Verizon Officially Pulling Plug on Go90 Streaming App
June 29, 2018
As expected, Verizon is reportedly calling it quits on Go90, the oddly named ad-supported mobile-centric streaming video app launched in 2015 with much fanfare and hundreds of millions of dollars to the Millennial market.
“Following the creation of Oath [which includes Yahoo and AOL], Go90 will be discontinued,” Verizon said in a statement first reported by Digiday.com. “Verizon will focus on building its digital-first brands at scale in sports, finance, news and entertainment for today’s mobile consumers and tomorrow’s 5G applications.”
Tim Armstrong, CEO of Oath, earlier this year alluded to Go90’s pending demise at the Recode tech confab in Southern California.
The end of Go90 underscores Verizon’s (and exiting CEO Lowell McAdam) failure to create a standalone streaming video platform capable of competing against Netflix, Amazon Prime Video, Hulu – or online TV.
While Verizon still has exclusive mobile streaming access to the Super Bowl, the nation’s largest wireless telecom with more than 150 million subscribers continues to struggle in OTT video.
In 2014, the company – along with Redbox – shuttered Redbox Instant, an ambitious platform aimed at melding disc rental with streaming video.
With both companies unwilling or unable to enter the content arms race against Netflix & Co., Verizon – backed by a dedicated staff of Go90 employees – reportedly spent more than $200 million on original short-form content for the platform.

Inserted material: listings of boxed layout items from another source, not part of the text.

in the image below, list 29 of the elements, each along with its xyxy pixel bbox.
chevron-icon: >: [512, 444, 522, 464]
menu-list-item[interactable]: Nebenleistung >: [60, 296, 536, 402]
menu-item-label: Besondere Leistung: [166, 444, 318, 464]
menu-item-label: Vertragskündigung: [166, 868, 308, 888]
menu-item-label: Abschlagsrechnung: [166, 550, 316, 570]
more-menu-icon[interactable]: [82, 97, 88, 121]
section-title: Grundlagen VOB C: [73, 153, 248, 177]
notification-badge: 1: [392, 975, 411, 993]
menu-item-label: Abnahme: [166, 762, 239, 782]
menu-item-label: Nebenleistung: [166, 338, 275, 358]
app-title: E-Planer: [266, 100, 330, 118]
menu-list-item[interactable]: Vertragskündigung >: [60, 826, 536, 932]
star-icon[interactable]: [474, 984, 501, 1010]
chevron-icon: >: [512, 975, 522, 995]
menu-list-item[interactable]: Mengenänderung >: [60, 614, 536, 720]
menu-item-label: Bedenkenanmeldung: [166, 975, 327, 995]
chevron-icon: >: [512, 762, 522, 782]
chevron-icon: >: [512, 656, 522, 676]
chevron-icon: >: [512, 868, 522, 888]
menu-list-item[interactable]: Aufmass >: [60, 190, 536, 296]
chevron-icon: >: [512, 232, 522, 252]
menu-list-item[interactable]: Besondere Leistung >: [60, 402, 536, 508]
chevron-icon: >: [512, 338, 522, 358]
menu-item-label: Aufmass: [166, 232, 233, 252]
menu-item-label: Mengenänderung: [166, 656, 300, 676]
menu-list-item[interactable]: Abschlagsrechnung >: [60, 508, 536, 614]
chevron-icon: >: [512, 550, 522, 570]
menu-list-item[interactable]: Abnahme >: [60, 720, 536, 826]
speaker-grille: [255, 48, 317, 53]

One of the service’s first big series was a reality-competition show produced by Ben Affleck and Matt Damon, dubbed “The Runner”.
The series offered a $1 million prize to one contestant capable crossing the country unnoticed over a 30-day period while eluding eight two-person chase teams following clues.
The show had the misfortune of launching just as the Pokémon Go augmented reality game was becoming a summer cultural phenomenon among smartphones’ biggest target market: teens and Millennials.
Go90 did score a creative hit with Kobe Bryant’s Oscar-winning short film, Dear Basketball. Less so, apparently, with targeted audiences.